In the last couple of years, Intel has put a damper on the CPU overclocking game by including their own “Turbo Boost” feature that overclocks the CPU on demand. This is quite boring, but it sort of makes sense for laptops–particularly when they are running on battery power. The same is not true for graphics cards of any variety or brand—you can (for the most part) overclock both NVIDIA and AMD cards unless they are locked in the BIOS.
We just published a review of the ASUS G53SX, which is equipped with the GTX 560M as well as an excellent (and heavy) cooling solution, but somewhat unfortunately it is the 2GB version so it only has a 128-bit memory bus. Nevertheless, it has higher stock clock speeds and probably a better overclocking potential than its predecessor the GTX 460M thanks to some power optimizations in the chip.
So, before our G53SX review was halfway through, we had already found (or at least thought we found) the sweet spot for the core, shader and memory clocks of our 128-bit GTX 560M at the following:
- 920MHz for the GPU core (original clock 775MHz)
- Shaders 1840MHz (1550MHz) and the memory
- 1600MHz (1250Mhz)
As it turns out it wasn’t as easy s expected. The thing would run perfectly at these very high clocks (courtesy of MSI Afterburner) in most games and benchmarks; Furmark was stable at 92 degrees C (an uncomfortably high temperature, but Furmark is notorious for this) but it was failing in other benchmarks—most notably 3DMark 11. It could run 3DMark Vantage or Furmark in a loop for hours, but in the second scene of 3DMark 11 it would crash without exception.
These crashes should have nothing to do with temperature—these chips can take high temperatures without any (short-term) adverse effects, so more likely the voltage was too low or the driver was unable to handle whatever the particular challenge was. Turning the memory knob back down to 1550 MHz solved the “problem” and even the troublesome 3DMark 11 would finish without issue.

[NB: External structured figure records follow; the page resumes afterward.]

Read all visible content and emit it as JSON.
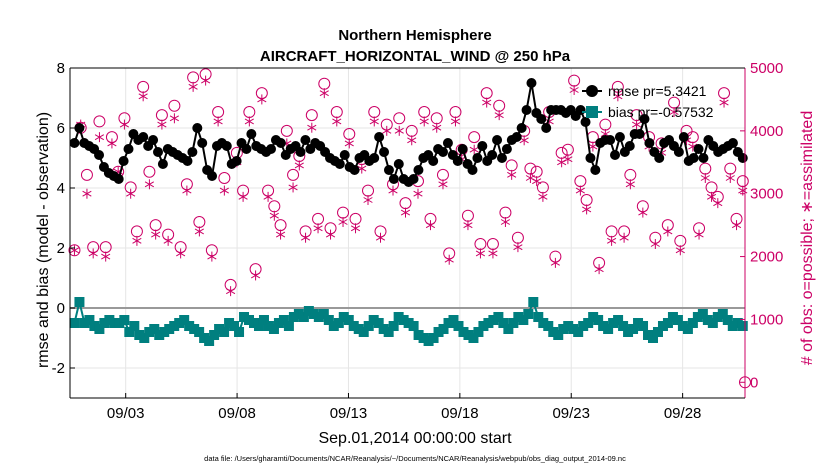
{
  "chart_data": {
    "type": "line",
    "title": "Northern Hemisphere",
    "subtitle": "AIRCRAFT_HORIZONTAL_WIND @ 250 hPa",
    "xlabel": "Sep.01,2014 00:00:00 start",
    "ylabel_left": "rmse and bias (model - observation)",
    "ylabel_right": "# of obs: o=possible; ∗=assimilated",
    "footnote": "data file: /Users/gharamti/Documents/NCAR/Reanalysis/~/Documents/NCAR/Reanalysis/webpub/obs_diag_output_2014-09.nc",
    "ylim_left": [
      -3,
      8
    ],
    "ylim_right": [
      -250,
      5000
    ],
    "xlim": [
      0.5,
      30.8
    ],
    "left_ticks": [
      "-2",
      "0",
      "2",
      "4",
      "6",
      "8"
    ],
    "right_ticks": [
      "0",
      "1000",
      "2000",
      "3000",
      "4000",
      "5000"
    ],
    "x_ticks": [
      {
        "day": 3,
        "label": "09/03"
      },
      {
        "day": 8,
        "label": "09/08"
      },
      {
        "day": 13,
        "label": "09/13"
      },
      {
        "day": 18,
        "label": "09/18"
      },
      {
        "day": 23,
        "label": "09/23"
      },
      {
        "day": 28,
        "label": "09/28"
      }
    ],
    "series": [
      {
        "name": "rmse pr=5.3421",
        "color": "#000000",
        "marker": "circle",
        "values": [
          5.5,
          6.0,
          5.5,
          5.4,
          5.3,
          5.1,
          4.7,
          4.5,
          4.4,
          4.3,
          4.9,
          5.3,
          5.8,
          5.6,
          5.7,
          5.4,
          5.6,
          5.2,
          4.8,
          5.3,
          5.2,
          5.1,
          5.0,
          4.9,
          5.2,
          6.0,
          5.5,
          4.6,
          4.4,
          5.4,
          5.5,
          5.4,
          4.8,
          4.9,
          5.5,
          5.3,
          5.8,
          5.4,
          5.3,
          5.2,
          5.3,
          5.6,
          5.5,
          5.1,
          5.3,
          5.4,
          5.2,
          5.6,
          5.3,
          5.5,
          5.4,
          5.2,
          5.0,
          4.9,
          4.8,
          5.1,
          4.7,
          4.6,
          5.0,
          5.1,
          4.9,
          5.0,
          5.7,
          5.2,
          4.6,
          4.3,
          4.8,
          4.3,
          4.2,
          4.3,
          4.6,
          5.0,
          5.1,
          4.9,
          5.3,
          5.2,
          5.5,
          5.1,
          4.9,
          5.3,
          4.8,
          4.6,
          5.0,
          5.4,
          4.9,
          5.1,
          5.6,
          5.0,
          5.3,
          5.6,
          5.7,
          6.0,
          6.6,
          7.5,
          6.5,
          6.3,
          6.0,
          6.6,
          6.6,
          6.6,
          6.5,
          6.6,
          6.4,
          6.6,
          6.2,
          5.0,
          4.6,
          5.5,
          5.6,
          5.6,
          5.1,
          5.7,
          5.2,
          5.4,
          5.8,
          5.8,
          6.3,
          5.5,
          5.2,
          5.0,
          5.5,
          5.6,
          5.4,
          5.2,
          5.7,
          4.9,
          5.0,
          5.3,
          5.0,
          5.6,
          5.4,
          5.2,
          5.3,
          5.4,
          5.5,
          5.2,
          5.0
        ],
        "type": "line"
      },
      {
        "name": "bias pr=-0.57532",
        "color": "#007f7f",
        "marker": "square",
        "values": [
          -0.5,
          0.2,
          -0.5,
          -0.4,
          -0.6,
          -0.7,
          -0.5,
          -0.4,
          -0.5,
          -0.5,
          -0.4,
          -0.8,
          -0.6,
          -0.9,
          -1.0,
          -0.8,
          -0.7,
          -0.9,
          -0.8,
          -0.7,
          -0.6,
          -0.5,
          -0.4,
          -0.6,
          -0.7,
          -0.8,
          -1.0,
          -1.1,
          -0.9,
          -0.7,
          -0.8,
          -0.5,
          -0.6,
          -0.8,
          -0.3,
          -0.4,
          -0.5,
          -0.6,
          -0.4,
          -0.6,
          -0.7,
          -0.5,
          -0.4,
          -0.6,
          -0.3,
          -0.2,
          -0.3,
          -0.1,
          -0.2,
          -0.3,
          -0.2,
          -0.4,
          -0.6,
          -0.5,
          -0.3,
          -0.4,
          -0.6,
          -0.7,
          -0.8,
          -0.6,
          -0.4,
          -0.5,
          -0.7,
          -0.8,
          -0.6,
          -0.3,
          -0.4,
          -0.5,
          -0.6,
          -0.9,
          -1.0,
          -1.1,
          -1.0,
          -0.8,
          -0.7,
          -0.5,
          -0.4,
          -0.6,
          -0.8,
          -0.9,
          -1.0,
          -0.8,
          -0.6,
          -0.5,
          -0.4,
          -0.3,
          -0.5,
          -0.7,
          -0.5,
          -0.3,
          -0.4,
          -0.2,
          0.2,
          -0.3,
          -0.5,
          -0.6,
          -0.8,
          -0.9,
          -0.7,
          -0.6,
          -0.7,
          -0.8,
          -0.6,
          -0.5,
          -0.3,
          -0.4,
          -0.6,
          -0.7,
          -0.5,
          -0.4,
          -0.6,
          -0.8,
          -0.7,
          -0.5,
          -0.6,
          -0.9,
          -1.0,
          -0.8,
          -0.6,
          -0.5,
          -0.3,
          -0.4,
          -0.6,
          -0.7,
          -0.5,
          -0.3,
          -0.2,
          -0.4,
          -0.5,
          -0.3,
          -0.2,
          -0.4,
          -0.6,
          -0.5,
          -0.6
        ],
        "type": "line"
      },
      {
        "color": "#cc0066",
        "marker": "open-circle",
        "axis": "right",
        "values": [
          2100,
          4050,
          3300,
          2150,
          4150,
          2150,
          3900,
          3350,
          4200,
          3100,
          2400,
          4700,
          3350,
          2500,
          4250,
          2350,
          4400,
          2150,
          3150,
          4850,
          2550,
          4900,
          2100,
          4300,
          3250,
          1550,
          3650,
          3050,
          4300,
          1800,
          4600,
          3050,
          2800,
          2500,
          4000,
          3300,
          3600,
          2400,
          4250,
          2600,
          4750,
          2450,
          4300,
          2700,
          3950,
          2600,
          3550,
          3050,
          4300,
          2400,
          4100,
          3150,
          4200,
          2850,
          4000,
          3200,
          4300,
          2600,
          4200,
          3300,
          2050,
          4300,
          3700,
          2650,
          3900,
          2200,
          4600,
          2200,
          4400,
          2700,
          3450,
          2300,
          4000,
          3400,
          3350,
          3100,
          4300,
          2000,
          3650,
          3700,
          4800,
          3200,
          2900,
          3900,
          1900,
          4100,
          2400,
          4700,
          2400,
          3300,
          4250,
          2800,
          3900,
          2300,
          3800,
          2500,
          4450,
          2250,
          4000,
          3900,
          2450,
          3400,
          3100,
          2950,
          4600,
          3400,
          2600,
          3200
        ],
        "type": "scatter"
      },
      {
        "color": "#cc0066",
        "marker": "asterisk",
        "axis": "right",
        "values": [
          2100,
          4100,
          3000,
          2050,
          3900,
          2000,
          3800,
          3350,
          4100,
          3000,
          2250,
          4550,
          3150,
          2350,
          4100,
          2250,
          4200,
          2050,
          3050,
          4700,
          2400,
          4800,
          2000,
          4150,
          3050,
          1450,
          3500,
          2950,
          4150,
          1700,
          4500,
          2950,
          2650,
          2350,
          3800,
          3100,
          3450,
          2300,
          4050,
          2450,
          4600,
          2350,
          4150,
          2550,
          3800,
          2450,
          3400,
          2900,
          4150,
          2300,
          4000,
          3050,
          4000,
          2700,
          3850,
          3000,
          4150,
          2500,
          4050,
          3150,
          1950,
          4150,
          3550,
          2500,
          3700,
          2050,
          4450,
          2050,
          4250,
          2550,
          3300,
          2150,
          3850,
          3250,
          3200,
          2950,
          4150,
          1900,
          3500,
          3550,
          4650,
          3050,
          2750,
          3750,
          1800,
          3950,
          2250,
          4550,
          2300,
          3150,
          4100,
          2700,
          3750,
          2200,
          3650,
          2400,
          4300,
          2100,
          3850,
          3750,
          2350,
          3250,
          2950,
          2850,
          4450,
          3250,
          2500,
          3050
        ],
        "type": "scatter"
      }
    ],
    "legend": {
      "position": "top-right",
      "entries": [
        {
          "label": "rmse pr=5.3421",
          "color": "#000000",
          "marker": "circle"
        },
        {
          "label": "bias pr=-0.57532",
          "color": "#007f7f",
          "marker": "square"
        }
      ]
    },
    "grid": true,
    "zero_line": true
  }
}
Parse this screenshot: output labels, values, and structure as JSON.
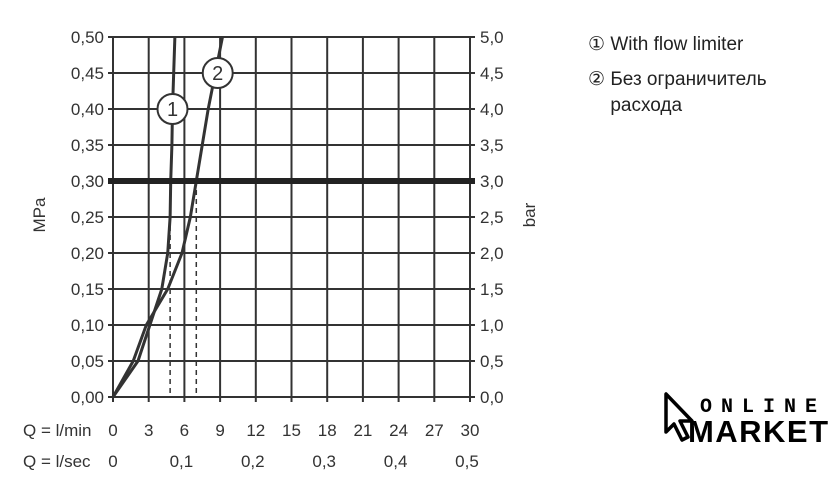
{
  "chart_data": {
    "type": "line",
    "xlabel_rows": [
      {
        "label": "Q = l/min",
        "ticks": [
          "0",
          "3",
          "6",
          "9",
          "12",
          "15",
          "18",
          "21",
          "24",
          "27",
          "30"
        ],
        "values": [
          0,
          3,
          6,
          9,
          12,
          15,
          18,
          21,
          24,
          27,
          30
        ]
      },
      {
        "label": "Q = l/sec",
        "ticks": [
          "0",
          "0,1",
          "0,2",
          "0,3",
          "0,4",
          "0,5"
        ],
        "values": [
          0,
          6,
          12,
          18,
          24,
          30
        ]
      }
    ],
    "ylabel_left": "MPa",
    "ylabel_right": "bar",
    "xlim": [
      0,
      30
    ],
    "ylim": [
      0,
      0.5
    ],
    "yticks_left": [
      "0,00",
      "0,05",
      "0,10",
      "0,15",
      "0,20",
      "0,25",
      "0,30",
      "0,35",
      "0,40",
      "0,45",
      "0,50"
    ],
    "yticks_right": [
      "0,0",
      "0,5",
      "1,0",
      "1,5",
      "2,0",
      "2,5",
      "3,0",
      "3,5",
      "4,0",
      "4,5",
      "5,0"
    ],
    "grid": true,
    "reference_line_y": 0.3,
    "dashed_markers_x": [
      4.8,
      7.0
    ],
    "series": [
      {
        "name": "1",
        "x": [
          0,
          2.1,
          3.1,
          4.1,
          4.6,
          4.8,
          4.85,
          4.95,
          5.0,
          5.1,
          5.2
        ],
        "y": [
          0,
          0.05,
          0.1,
          0.15,
          0.2,
          0.25,
          0.3,
          0.35,
          0.4,
          0.45,
          0.5
        ],
        "marker_label": "1",
        "marker_at": [
          5.0,
          0.4
        ]
      },
      {
        "name": "2",
        "x": [
          0,
          1.7,
          2.8,
          4.6,
          5.8,
          6.5,
          7.0,
          7.5,
          8.0,
          8.6,
          9.2
        ],
        "y": [
          0,
          0.05,
          0.1,
          0.15,
          0.2,
          0.25,
          0.3,
          0.35,
          0.4,
          0.45,
          0.5
        ],
        "marker_label": "2",
        "marker_at": [
          8.8,
          0.45
        ]
      }
    ],
    "legend": [
      {
        "symbol": "①",
        "text": "With flow limiter"
      },
      {
        "symbol": "②",
        "text": "Без ограничитель расхода"
      }
    ],
    "legend_position": "top-right",
    "color": "#333333"
  },
  "logo": {
    "line1": "ONLINE",
    "line2": "MARKET"
  }
}
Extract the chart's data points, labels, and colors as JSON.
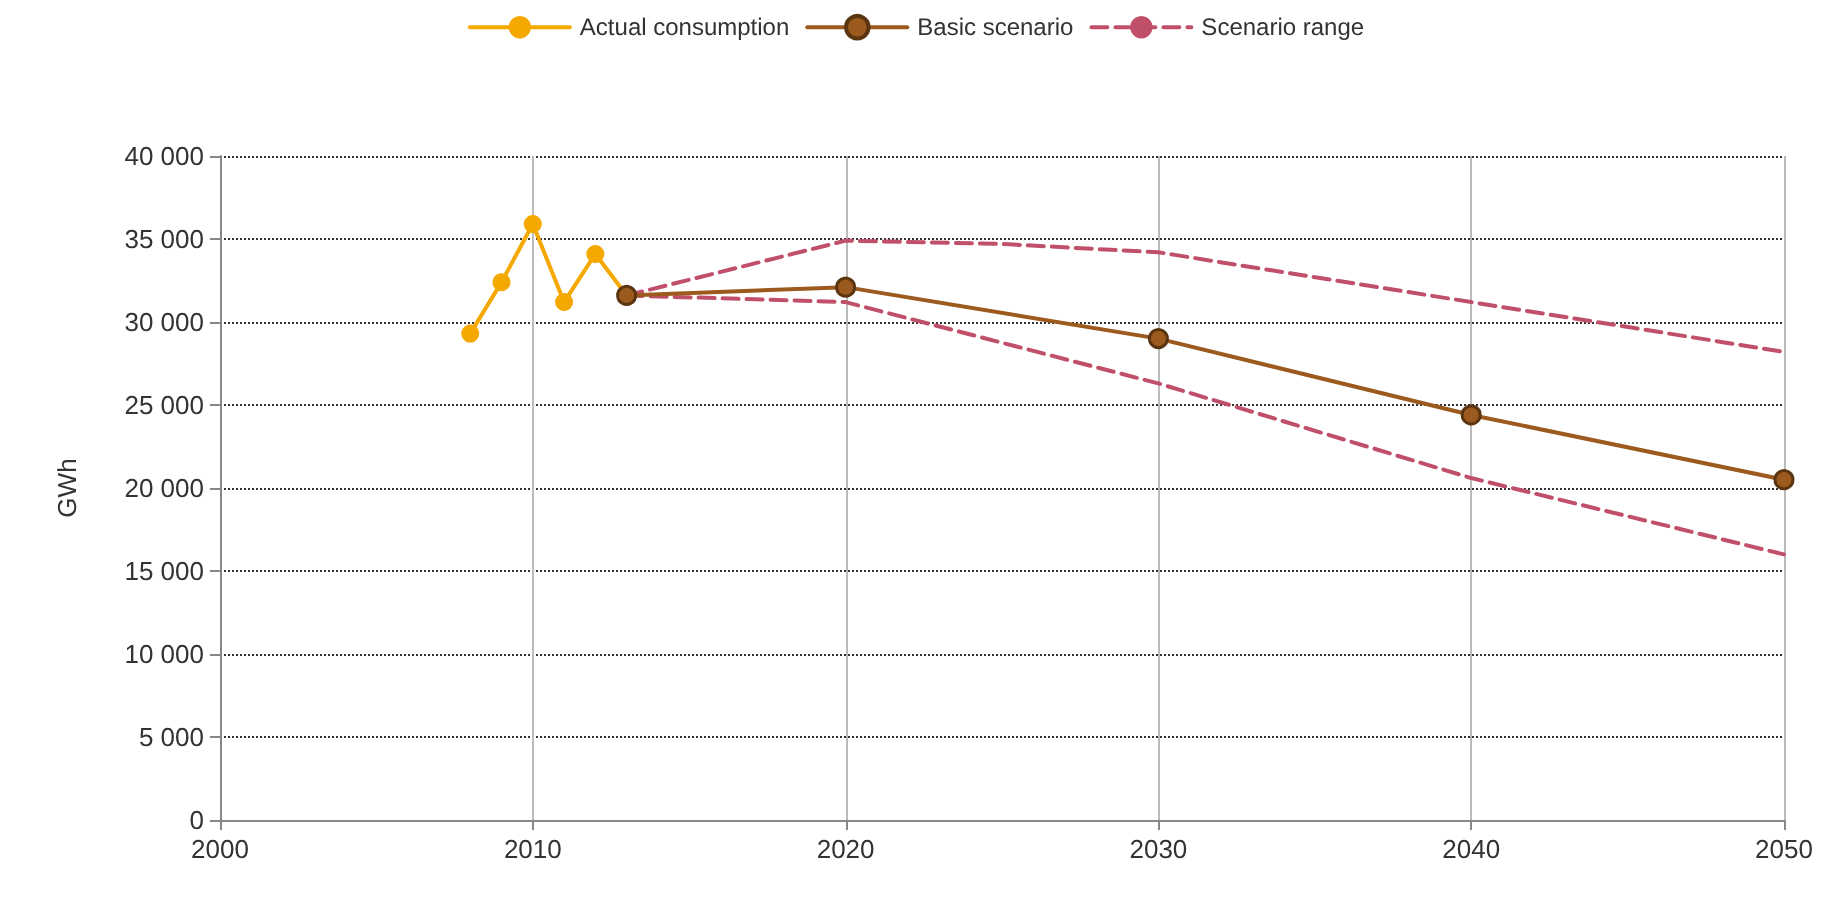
{
  "chart_data": {
    "type": "line",
    "ylabel": "GWh",
    "xlim": [
      2000,
      2050
    ],
    "xticks": [
      2000,
      2010,
      2020,
      2030,
      2040,
      2050
    ],
    "ylim": [
      0,
      40000
    ],
    "yticks": [
      {
        "value": 0,
        "label": "0"
      },
      {
        "value": 5000,
        "label": "5 000"
      },
      {
        "value": 10000,
        "label": "10 000"
      },
      {
        "value": 15000,
        "label": "15 000"
      },
      {
        "value": 20000,
        "label": "20 000"
      },
      {
        "value": 25000,
        "label": "25 000"
      },
      {
        "value": 30000,
        "label": "30 000"
      },
      {
        "value": 35000,
        "label": "35 000"
      },
      {
        "value": 40000,
        "label": "40 000"
      }
    ],
    "grid": true,
    "legend": "top",
    "marker": "circle",
    "series": [
      {
        "name": "Actual consumption",
        "color": "#f5a800",
        "x": [
          2008,
          2009,
          2010,
          2011,
          2012,
          2013
        ],
        "values": [
          29300,
          32400,
          35900,
          31200,
          34100,
          31600
        ]
      },
      {
        "name": "Basic scenario",
        "color": "#9c5a1e",
        "x": [
          2013,
          2020,
          2030,
          2040,
          2050
        ],
        "values": [
          31600,
          32100,
          29000,
          24400,
          20500
        ]
      },
      {
        "name": "Scenario range",
        "color": "#c0506a",
        "line_style": "dashed",
        "marker": "none",
        "x": [
          2013,
          2020,
          2025,
          2030,
          2040,
          2050
        ],
        "values": [
          31600,
          34900,
          34700,
          34200,
          31200,
          28200
        ]
      },
      {
        "color": "#c0506a",
        "line_style": "dashed",
        "marker": "none",
        "x": [
          2013,
          2020,
          2030,
          2040,
          2050
        ],
        "values": [
          31600,
          31200,
          26300,
          20600,
          16000
        ]
      }
    ]
  }
}
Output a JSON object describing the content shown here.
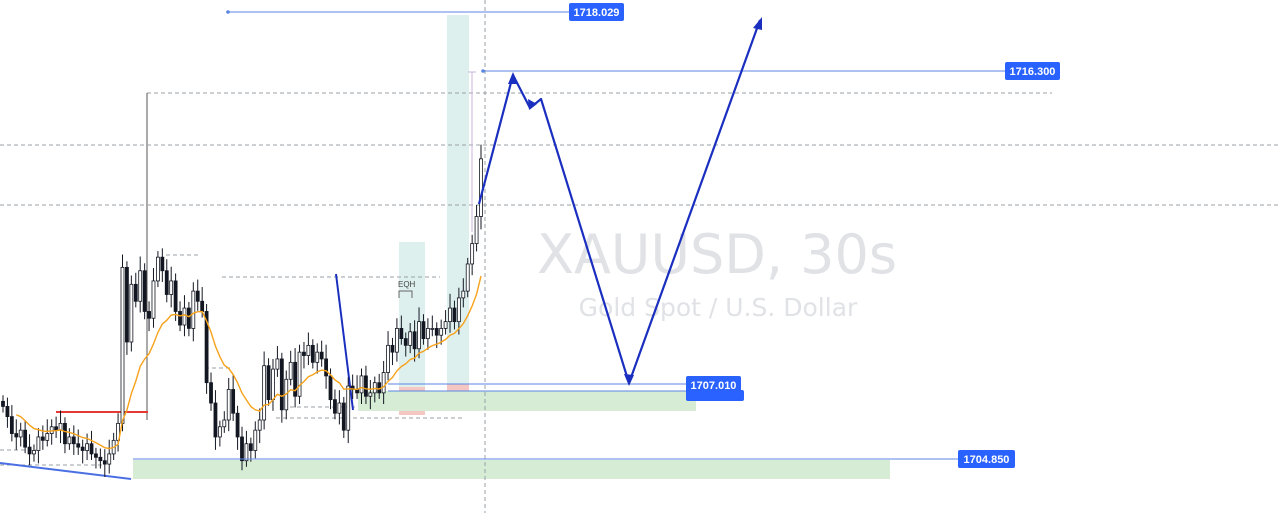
{
  "watermark": {
    "symbol": "XAUUSD, 30s",
    "description": "Gold Spot / U.S. Dollar"
  },
  "colors": {
    "candle": "#131722",
    "ema": "#f7a21b",
    "projection": "#1a2fbf",
    "level_line": "#5b86e5",
    "label_bg": "#2962ff",
    "demand_zone": "#d6ecd5",
    "highlight_column": "#d3ebe8",
    "supply_box": "#f4c7c3",
    "red_level": "#e53935"
  },
  "chart_data": {
    "type": "candlestick",
    "symbol": "XAUUSD",
    "interval": "30s",
    "y_unit": "USD",
    "grid": false,
    "price_labels": [
      {
        "name": "level-1718",
        "price": 1718.029,
        "text": "1718.029"
      },
      {
        "name": "level-1716",
        "price": 1716.3,
        "text": "1716.300"
      },
      {
        "name": "level-1707",
        "price": 1707.01,
        "text": "1707.010"
      },
      {
        "name": "level-1704",
        "price": 1704.85,
        "text": "1704.850"
      }
    ],
    "annotation_text": "EQH",
    "projection_path_prices": [
      1712.2,
      1716.2,
      1715.3,
      1715.7,
      1707.0,
      1718.0
    ],
    "close_series": [
      1706.4,
      1706.1,
      1705.6,
      1705.5,
      1705.7,
      1705.2,
      1705.0,
      1705.1,
      1705.5,
      1705.4,
      1705.6,
      1705.8,
      1705.7,
      1705.9,
      1705.3,
      1705.5,
      1705.3,
      1705.2,
      1705.1,
      1705.3,
      1705.0,
      1704.9,
      1704.8,
      1704.7,
      1705.0,
      1705.4,
      1705.9,
      1710.5,
      1708.3,
      1710.0,
      1709.5,
      1710.4,
      1709.2,
      1709.0,
      1710.1,
      1710.8,
      1710.4,
      1709.7,
      1710.1,
      1709.2,
      1708.8,
      1709.3,
      1708.7,
      1709.8,
      1709.5,
      1709.2,
      1707.1,
      1706.5,
      1705.5,
      1705.8,
      1706.0,
      1706.9,
      1706.2,
      1705.5,
      1704.8,
      1705.3,
      1705.1,
      1705.7,
      1706.0,
      1707.6,
      1706.6,
      1707.5,
      1707.8,
      1706.3,
      1707.2,
      1707.7,
      1706.7,
      1708.0,
      1707.9,
      1708.2,
      1707.7,
      1708.0,
      1707.8,
      1707.3,
      1706.6,
      1706.2,
      1706.5,
      1705.7,
      1707.0,
      1706.9,
      1706.8,
      1707.3,
      1706.7,
      1706.8,
      1707.1,
      1706.8,
      1707.4,
      1708.2,
      1708.0,
      1708.7,
      1708.4,
      1708.2,
      1708.6,
      1708.1,
      1708.9,
      1708.4,
      1708.7,
      1708.7,
      1708.5,
      1708.7,
      1708.9,
      1709.3,
      1708.9,
      1709.6,
      1709.8,
      1710.6,
      1711.2,
      1712.0,
      1713.7
    ]
  }
}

For the record, the 3DMark 11 score of P2559 is higher than any benchmark we’ve seen so far with the GTX 560M–overclocked or not. The 3D Mark Vantage score is as follows:
In other words there might be some arguments in favor of overclocking the 128-bit GTX 560M, and it could more than even out the differences between this one and the 1.5GB/3GB models with a (triple channel) 192-bit memory bus.On the other hand, the results depend on the individual chips, so saying that “results may vary” is an understatement. Nevertheless, a 10,000+ PCMark Vantage score almost puts this one on par with the much more powerful GTX 570M (although you can of course overclock that one as well).
In 3DMark 06, the result went up from 13,724 to 14,935–a smaller improvement in DX9 as indicated by the review. It seems that the real gains are to be had in DX10 and DX11. The reason is perhaps that the driver support has been improved in the more recent benchmarks compared to the aging, but still relevant, 3DMark 06.
Just to repeat the obvious: this is not necessary. The standard clocks are good enough for any game on the market, but it’s interesting to know that even the 128-bit GTX 560M has quite a bit of room for overclocking.